The bottom line about Job is: does he serve God for nothing, i.e., without thought of worldly reward or status (there was little idea of an afterlife for Job or his friends, so any reward has to be in this life). Or does he only serve God because he gets something for it in return?
Behind or underneath this question—so it seems to me—is a still deeper one: does Job—do we—relate to Reality in its highest, best, and eternal aspects, as something separate from ourselves, or as something that we know we cannot ever be, and do not wish to be, separate from?
“Piety” is when God’s interests become indistinguishable from our own—not conceptually (or moralistically) but experientially, i.e., when we cannot discern the difference because there is none.
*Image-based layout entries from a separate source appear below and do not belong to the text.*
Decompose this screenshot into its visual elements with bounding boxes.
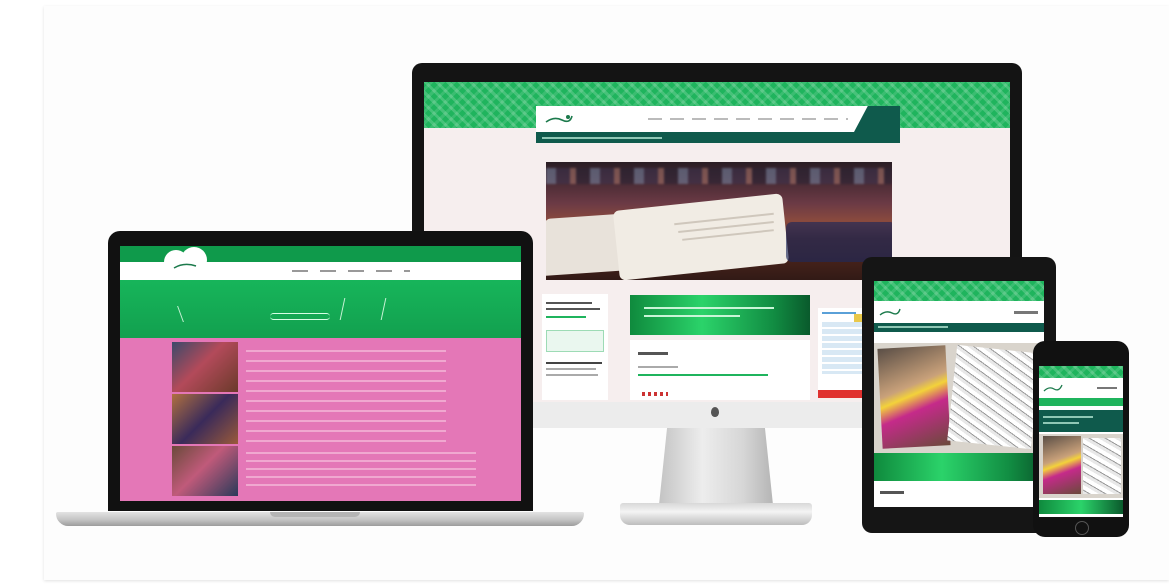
left-col-line bbox=[546, 368, 596, 370]
tablet-screen bbox=[874, 281, 1044, 507]
monitor-nav-lines bbox=[648, 118, 848, 120]
article-heading-line bbox=[638, 352, 668, 355]
left-col-line bbox=[546, 374, 598, 376]
monitor-stand-base bbox=[620, 503, 812, 525]
bird-logo-icon bbox=[545, 115, 573, 123]
left-col-line bbox=[546, 308, 600, 310]
book-cover-dark bbox=[786, 222, 892, 262]
phone-green-banner bbox=[1039, 500, 1123, 514]
monitor-banner-bar bbox=[536, 132, 900, 143]
laptop-green-header bbox=[120, 280, 521, 338]
laptop-script-underline bbox=[270, 313, 330, 320]
article-line bbox=[638, 366, 678, 368]
phone-photo-pattern bbox=[1083, 438, 1121, 494]
bird-logo-icon bbox=[879, 308, 901, 316]
tablet-header-band bbox=[874, 281, 1044, 301]
monitor-site-header bbox=[536, 106, 900, 132]
monitor-calendar-widget bbox=[818, 308, 868, 392]
tablet-photo-pattern bbox=[947, 344, 1041, 450]
phone-menu-line[interactable] bbox=[1097, 387, 1117, 389]
laptop-photo-3 bbox=[172, 446, 238, 496]
phone-banner-line bbox=[1043, 422, 1079, 424]
laptop-doodle bbox=[177, 306, 214, 322]
tablet-banner-bar bbox=[874, 323, 1044, 332]
phone-home-button[interactable] bbox=[1075, 521, 1089, 535]
apple-logo-icon bbox=[711, 407, 719, 417]
left-col-box bbox=[546, 330, 604, 352]
phone-hero-image bbox=[1039, 434, 1123, 498]
article-link-line[interactable] bbox=[638, 374, 768, 376]
monitor-red-bar bbox=[818, 390, 868, 398]
monitor-stand bbox=[658, 428, 774, 506]
phone-site-header bbox=[1039, 378, 1123, 398]
bird-logo-icon bbox=[1043, 384, 1063, 392]
tablet-hero-image bbox=[874, 343, 1044, 453]
left-col-line bbox=[546, 362, 602, 364]
left-col-line bbox=[546, 316, 586, 318]
hero-bokeh bbox=[546, 168, 892, 184]
laptop-doodle bbox=[339, 298, 387, 320]
phone-photo-girl bbox=[1043, 436, 1081, 494]
calendar-icon bbox=[822, 322, 862, 374]
laptop-text-lines bbox=[246, 452, 476, 492]
monitor-left-column bbox=[542, 294, 608, 400]
article-dots bbox=[642, 392, 668, 396]
monitor-green-banner bbox=[630, 295, 810, 335]
laptop-notch bbox=[270, 512, 360, 517]
tablet-site-header bbox=[874, 301, 1044, 323]
phone-banner-line bbox=[1043, 416, 1093, 418]
laptop-photo-1 bbox=[172, 342, 238, 392]
tablet-section-line bbox=[880, 491, 904, 494]
phone-header-band bbox=[1039, 366, 1123, 378]
green-banner-line bbox=[644, 307, 774, 309]
monitor-banner-line bbox=[542, 137, 662, 139]
green-banner-line bbox=[644, 315, 740, 317]
laptop-nav-lines bbox=[292, 270, 410, 272]
tablet-menu-line[interactable] bbox=[1014, 311, 1038, 314]
phone-green-strip bbox=[1039, 398, 1123, 406]
laptop-screen bbox=[120, 246, 521, 501]
tablet-banner-line bbox=[878, 326, 948, 328]
tablet-photo-girl bbox=[877, 345, 951, 449]
calendar-title-line bbox=[822, 312, 856, 314]
left-col-line bbox=[546, 302, 592, 304]
laptop-photo-2 bbox=[172, 394, 238, 444]
monitor-article bbox=[630, 340, 810, 400]
phone-screen bbox=[1039, 366, 1123, 517]
tablet-green-banner bbox=[874, 453, 1044, 481]
laptop-text-lines bbox=[246, 350, 446, 450]
phone-banner-bar bbox=[1039, 410, 1123, 432]
monitor-hero-image bbox=[546, 162, 892, 280]
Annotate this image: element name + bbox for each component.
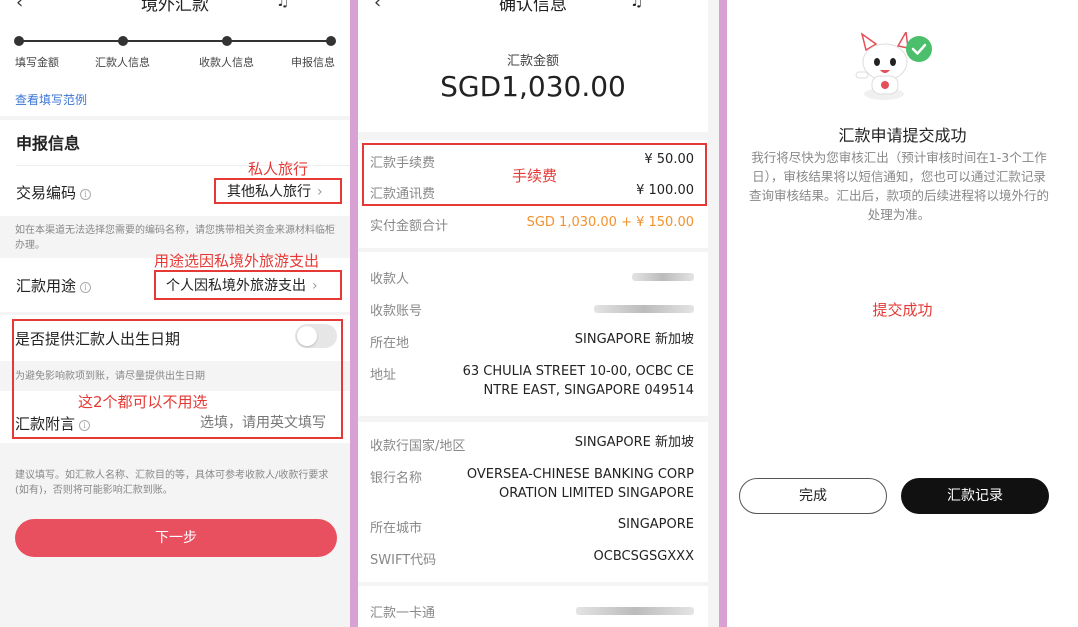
example-bar: 查看填写范例 xyxy=(0,86,350,116)
remark-input[interactable]: 选填，请用英文填写 xyxy=(200,412,326,432)
account-label: 收款账号 xyxy=(370,304,423,319)
bank-country-label: 收款行国家/地区 xyxy=(370,439,466,454)
trade-code-value: 其他私人旅行 xyxy=(227,184,311,200)
more-icon[interactable]: ··· xyxy=(668,0,685,9)
next-button[interactable]: 下一步 xyxy=(15,519,337,557)
progress-steps: 填写金额 汇款人信息 收款人信息 申报信息 xyxy=(0,16,350,86)
info-icon[interactable]: i xyxy=(80,189,92,200)
confirm-screen: ‹ 确认信息 ♫ ··· 汇款金额 SGD1,030.00 汇款手续费 ¥ 50… xyxy=(358,0,719,627)
card-number-card: 汇款一卡通 xyxy=(358,586,708,627)
trade-code-label: 交易编码 i xyxy=(16,182,92,203)
amount-label: 汇款金额 xyxy=(506,54,559,69)
birthdate-hint: 为避免影响款项到账，请尽量提供出生日期 xyxy=(15,371,205,382)
birthdate-toggle[interactable] xyxy=(295,324,337,348)
separator xyxy=(350,0,358,627)
page-title: 确认信息 xyxy=(499,0,567,15)
annotation-purpose: 用途选因私境外旅游支出 xyxy=(154,252,320,270)
more-icon[interactable]: ··· xyxy=(314,0,334,9)
step-label: 申报信息 xyxy=(291,56,335,69)
trade-hint: 如在本渠道无法选择您需要的编码名称，请您携带相关资金来源材料临柜办理。 xyxy=(15,225,335,251)
annotation-private-travel: 私人旅行 xyxy=(248,160,309,178)
city-value: SINGAPORE xyxy=(617,517,694,532)
total-label: 实付金额合计 xyxy=(370,219,449,234)
address-line2: NTRE EAST, SINGAPORE 049514 xyxy=(483,383,694,398)
bank-card: 收款行国家/地区 SINGAPORE 新加坡 银行名称 OVERSEA-CHIN… xyxy=(358,422,708,582)
chevron-right-icon: › xyxy=(317,184,323,200)
section-title: 申报信息 xyxy=(16,134,81,153)
success-title: 汇款申请提交成功 xyxy=(838,126,967,145)
address-label: 地址 xyxy=(370,368,397,383)
info-icon[interactable]: i xyxy=(80,282,92,293)
remark-label-text: 汇款附言 xyxy=(15,415,76,433)
card-label: 汇款一卡通 xyxy=(370,606,436,621)
total-value: SGD 1,030.00 + ¥ 150.00 xyxy=(526,215,694,230)
redacted-text xyxy=(576,607,694,615)
amount-card: 汇款金额 SGD1,030.00 xyxy=(358,22,708,132)
info-icon[interactable]: i xyxy=(79,420,91,431)
chevron-right-icon: › xyxy=(312,278,318,294)
trade-code-label-text: 交易编码 xyxy=(16,184,77,202)
step-dot xyxy=(222,36,232,46)
remittance-record-button[interactable]: 汇款记录 xyxy=(901,478,1049,514)
declaration-screen: ‹ 境外汇款 ♫ ··· 填写金额 汇款人信息 收款人信息 申报信息 查看填写范… xyxy=(0,0,350,627)
nav-bar: ‹ 确认信息 ♫ ··· xyxy=(358,0,708,22)
headset-icon[interactable]: ♫ xyxy=(276,0,289,10)
separator xyxy=(719,0,727,627)
success-screen: 汇款申请提交成功 我行将尽快为您审核汇出（预计审核时间在1-3个工作日），审核结… xyxy=(727,0,1078,627)
swift-value: OCBCSGSGXXX xyxy=(593,549,694,564)
step-label: 汇款人信息 xyxy=(95,56,150,69)
done-button[interactable]: 完成 xyxy=(739,478,887,514)
check-badge-icon xyxy=(906,36,932,62)
step-label: 填写金额 xyxy=(15,56,59,69)
redacted-text xyxy=(632,273,694,281)
purpose-select[interactable]: 个人因私境外旅游支出 › xyxy=(166,275,318,295)
step-dot xyxy=(118,36,128,46)
bank-country-value: SINGAPORE 新加坡 xyxy=(574,435,694,450)
payee-card: 收款人 收款账号 所在地 SINGAPORE 新加坡 地址 63 CHULIA … xyxy=(358,252,708,416)
purpose-label: 汇款用途 i xyxy=(16,275,92,296)
page-title: 境外汇款 xyxy=(141,0,209,15)
remark-label: 汇款附言 i xyxy=(15,413,91,434)
swift-label: SWIFT代码 xyxy=(370,553,437,568)
amount-value: SGD1,030.00 xyxy=(440,70,626,103)
address-line1: 63 CHULIA STREET 10-00, OCBC CE xyxy=(462,364,694,379)
annotation-fee: 手续费 xyxy=(512,167,558,185)
purpose-value: 个人因私境外旅游支出 xyxy=(166,278,306,294)
annotation-success: 提交成功 xyxy=(872,301,933,319)
location-value: SINGAPORE 新加坡 xyxy=(574,332,694,347)
step-label: 收款人信息 xyxy=(199,56,254,69)
redacted-text xyxy=(594,305,694,313)
success-description: 我行将尽快为您审核汇出（预计审核时间在1-3个工作日），审核结果将以短信通知，您… xyxy=(749,150,1050,222)
payee-label: 收款人 xyxy=(370,272,410,287)
step-dot xyxy=(14,36,24,46)
bank-name-line1: OVERSEA-CHINESE BANKING CORP xyxy=(466,467,694,482)
headset-icon[interactable]: ♫ xyxy=(630,0,643,10)
toggle-knob xyxy=(297,326,317,346)
trade-code-select[interactable]: 其他私人旅行 › xyxy=(227,181,323,201)
progress-line xyxy=(19,40,333,42)
bank-name-line2: ORATION LIMITED SINGAPORE xyxy=(498,486,694,501)
annotation-optional: 这2个都可以不用选 xyxy=(78,393,208,411)
step-dot xyxy=(326,36,336,46)
bottom-hint: 建议填写。如汇款人名称、汇款目的等，具体可参考收款人/收款行要求(如有)，否则将… xyxy=(15,470,329,496)
purpose-label-text: 汇款用途 xyxy=(16,277,77,295)
bank-name-label: 银行名称 xyxy=(370,471,423,486)
view-example-link[interactable]: 查看填写范例 xyxy=(15,91,87,108)
card-value-redacted xyxy=(576,602,694,621)
screenshot-collage: ‹ 境外汇款 ♫ ··· 填写金额 汇款人信息 收款人信息 申报信息 查看填写范… xyxy=(0,0,1078,627)
city-label: 所在城市 xyxy=(370,521,423,536)
payee-value-redacted xyxy=(632,268,694,287)
nav-bar: ‹ 境外汇款 ♫ ··· xyxy=(0,0,350,16)
location-label: 所在地 xyxy=(370,336,410,351)
account-value-redacted xyxy=(594,300,694,319)
birthdate-label: 是否提供汇款人出生日期 xyxy=(15,330,181,348)
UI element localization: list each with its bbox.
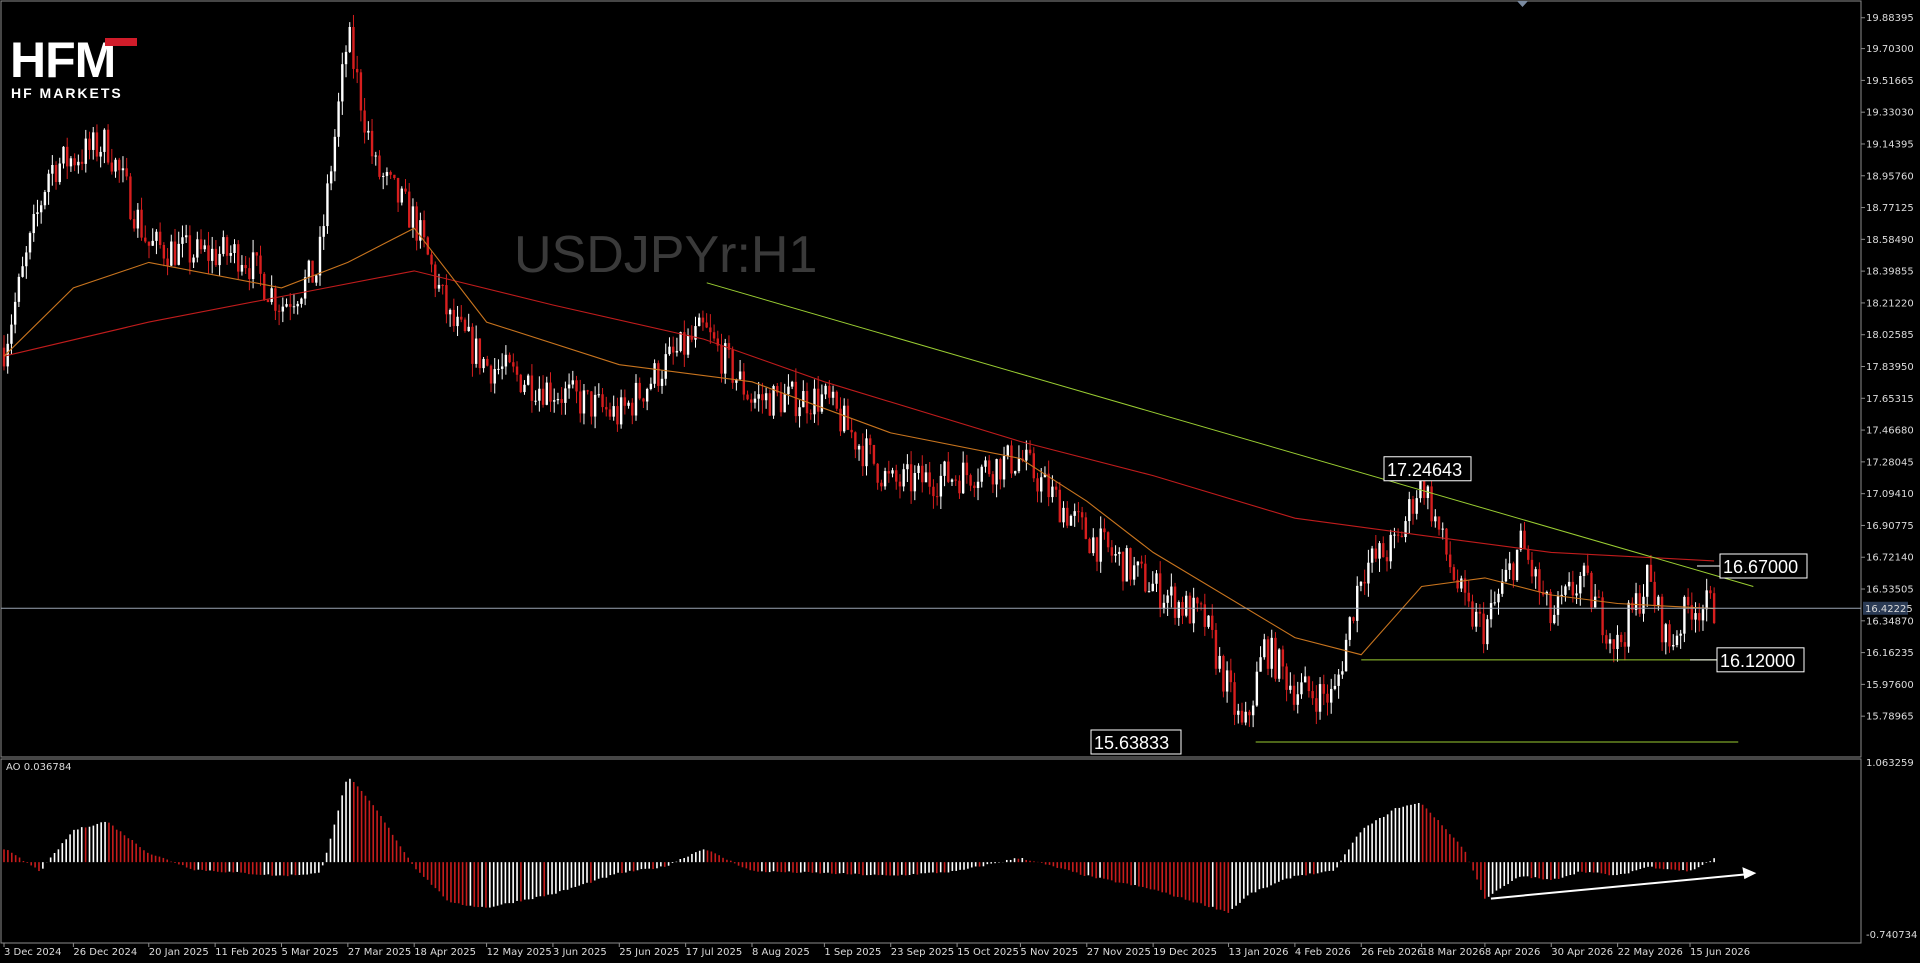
y-tick-label: 19.14395 bbox=[1866, 139, 1914, 150]
y-tick-label: 19.33030 bbox=[1866, 108, 1914, 119]
candle-bull bbox=[1069, 514, 1073, 526]
y-tick-label: 18.02585 bbox=[1866, 330, 1914, 341]
x-tick-label: 13 Jan 2026 bbox=[1229, 947, 1289, 958]
candle-bear bbox=[1590, 571, 1593, 613]
x-tick-label: 5 Mar 2025 bbox=[281, 947, 338, 958]
y-tick-label: 17.28045 bbox=[1866, 457, 1914, 468]
y-tick-label: 18.21220 bbox=[1866, 298, 1914, 309]
y-tick-label: 17.09410 bbox=[1866, 489, 1914, 500]
candle-bull bbox=[526, 373, 530, 386]
candle-bear bbox=[463, 317, 467, 333]
candle-bear bbox=[872, 444, 876, 466]
svg-text:17.24643: 17.24643 bbox=[1387, 460, 1462, 480]
callout-low: 15.63833 bbox=[1090, 729, 1182, 755]
candle-bear bbox=[263, 271, 266, 301]
candle-bull bbox=[1125, 545, 1128, 582]
x-tick-label: 15 Jun 2026 bbox=[1690, 947, 1750, 958]
candle-bull bbox=[1207, 615, 1210, 629]
y-tick-label: 15.97600 bbox=[1866, 680, 1914, 691]
callout-high: 17.24643 bbox=[1383, 456, 1472, 482]
x-tick-label: 27 Mar 2025 bbox=[348, 947, 411, 958]
x-tick-label: 3 Dec 2024 bbox=[4, 947, 62, 958]
x-tick-label: 15 Oct 2025 bbox=[957, 947, 1019, 958]
candle-bear bbox=[768, 389, 772, 416]
candle-bear bbox=[731, 346, 734, 389]
candle-bull bbox=[653, 359, 656, 388]
y-tick-label: 17.83950 bbox=[1866, 362, 1914, 373]
candle-bear bbox=[1222, 654, 1225, 698]
ao-axis-top: 1.063259 bbox=[1866, 758, 1914, 769]
y-tick-label: 18.39855 bbox=[1866, 267, 1914, 278]
candle-bear bbox=[129, 173, 132, 221]
x-tick-label: 18 Mar 2026 bbox=[1422, 947, 1485, 958]
ao-header: AO 0.036784 bbox=[6, 762, 71, 773]
logo-mark: HFM bbox=[10, 32, 115, 88]
x-tick-label: 18 Apr 2025 bbox=[414, 947, 476, 958]
candle-bear bbox=[835, 390, 838, 412]
x-tick-label: 5 Nov 2025 bbox=[1020, 947, 1078, 958]
x-tick-label: 11 Feb 2025 bbox=[215, 947, 277, 958]
candle-bear bbox=[1010, 440, 1013, 478]
candle-bull bbox=[1515, 549, 1519, 582]
x-tick-label: 19 Dec 2025 bbox=[1153, 947, 1217, 958]
y-tick-label: 19.70300 bbox=[1866, 44, 1914, 55]
x-tick-label: 3 Jun 2025 bbox=[553, 947, 607, 958]
logo-subtitle: HF MARKETS bbox=[11, 85, 123, 101]
y-tick-label: 18.95760 bbox=[1866, 171, 1914, 182]
x-tick-label: 12 May 2025 bbox=[487, 947, 552, 958]
y-tick-label: 16.16235 bbox=[1866, 648, 1914, 659]
y-tick-label: 18.77125 bbox=[1866, 203, 1914, 214]
y-tick-label: 17.65315 bbox=[1866, 394, 1914, 405]
y-tick-label: 16.34870 bbox=[1866, 616, 1914, 627]
x-tick-label: 8 Aug 2025 bbox=[752, 947, 810, 958]
svg-text:16.12000: 16.12000 bbox=[1720, 651, 1795, 671]
y-tick-label: 19.51665 bbox=[1866, 76, 1914, 87]
svg-text:16.42225: 16.42225 bbox=[1865, 604, 1913, 615]
current-price-marker: 16.42225 bbox=[1863, 601, 1913, 615]
x-tick-label: 25 Jun 2025 bbox=[619, 947, 679, 958]
chart-canvas: USDJPYr:H1 19.88395 19.70300 19.51665 19.33… bbox=[0, 0, 1920, 963]
y-tick-label: 17.46680 bbox=[1866, 426, 1914, 437]
candle-bull bbox=[679, 331, 682, 353]
x-tick-label: 22 May 2026 bbox=[1618, 947, 1683, 958]
y-tick-label: 19.88395 bbox=[1866, 13, 1914, 24]
y-tick-label: 16.72140 bbox=[1866, 553, 1914, 564]
candle-bear bbox=[311, 260, 314, 283]
candle-bear bbox=[1088, 537, 1091, 554]
candle-bear bbox=[519, 373, 522, 394]
x-tick-label: 23 Sep 2025 bbox=[891, 947, 954, 958]
candle-bear bbox=[1214, 623, 1218, 675]
x-tick-label: 1 Sep 2025 bbox=[824, 947, 881, 958]
y-tick-label: 15.78965 bbox=[1866, 712, 1914, 723]
y-tick-label: 16.90775 bbox=[1866, 521, 1914, 532]
y-tick-label: 16.53505 bbox=[1866, 585, 1914, 596]
x-tick-label: 30 Apr 2026 bbox=[1551, 947, 1613, 958]
x-tick-label: 26 Dec 2024 bbox=[73, 947, 137, 958]
svg-text:15.63833: 15.63833 bbox=[1094, 733, 1169, 753]
x-tick-label: 27 Nov 2025 bbox=[1087, 947, 1151, 958]
x-tick-label: 17 Jul 2025 bbox=[686, 947, 743, 958]
y-tick-label: 18.58490 bbox=[1866, 235, 1914, 246]
x-tick-label: 20 Jan 2025 bbox=[149, 947, 209, 958]
x-tick-label: 26 Feb 2026 bbox=[1361, 947, 1423, 958]
ao-axis-bottom: -0.740734 bbox=[1866, 930, 1917, 941]
candle-bear bbox=[1274, 632, 1277, 682]
x-tick-label: 4 Feb 2026 bbox=[1295, 947, 1351, 958]
svg-text:16.67000: 16.67000 bbox=[1723, 557, 1798, 577]
symbol-watermark: USDJPYr:H1 bbox=[514, 226, 817, 284]
x-tick-label: 8 Apr 2026 bbox=[1485, 947, 1540, 958]
candle-bear bbox=[106, 124, 110, 165]
candle-bull bbox=[1277, 648, 1281, 682]
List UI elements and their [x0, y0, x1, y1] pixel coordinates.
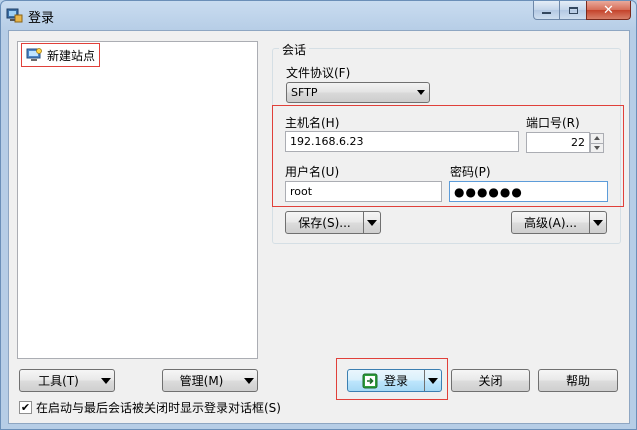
port-label: 端口号(R): [526, 116, 580, 130]
show-login-label: 在启动与最后会话被关闭时显示登录对话框(S): [36, 401, 281, 415]
chevron-down-icon: [243, 377, 254, 384]
window-controls: ✕: [533, 1, 631, 21]
help-label: 帮助: [565, 374, 590, 388]
port-increment[interactable]: [590, 133, 604, 144]
maximize-button[interactable]: [560, 1, 586, 20]
user-input[interactable]: root: [285, 181, 442, 202]
login-dropdown[interactable]: [424, 370, 441, 391]
close-button[interactable]: 关闭: [451, 369, 530, 392]
show-login-dialog-option[interactable]: ✔ 在启动与最后会话被关闭时显示登录对话框(S): [19, 399, 281, 416]
protocol-value: SFTP: [291, 86, 318, 99]
password-value: ●●●●●●: [454, 184, 523, 199]
save-button[interactable]: 保存(S)...: [285, 211, 381, 234]
computer-icon: [26, 48, 42, 61]
tools-button[interactable]: 工具(T): [19, 369, 115, 392]
host-input[interactable]: 192.168.6.23: [285, 131, 519, 152]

To be real is to want only Reality and what Reality wants (which of course is what Reality gets).
The alternative is a kind of self-erasure through subjugation to an idea of some external principle (even if infinite and eternal) called “God,” based on a belief (or even acceptance) that it is God, and we are merely men.
This is not to be a servant of God, rather a slave to belief, and presumably a quietly (or unconsciously) resentful one, as all slaves are resentful, since a slave serves only because he has no choice about it (if he doesn’t want to be killed or cast out).
It is tautological to say that wisdom involves facing and accepting Reality. The same goes surely for God.
Said differently, the only reasonable value of a mental construct “God” is as a marker, place-keeper, and measure for our willingness to conform to (face up to and accept) what is Reality.
This may begin with what is outside of us (that we do not like), but it must quickly end up on the inside, all the way to the very core of us.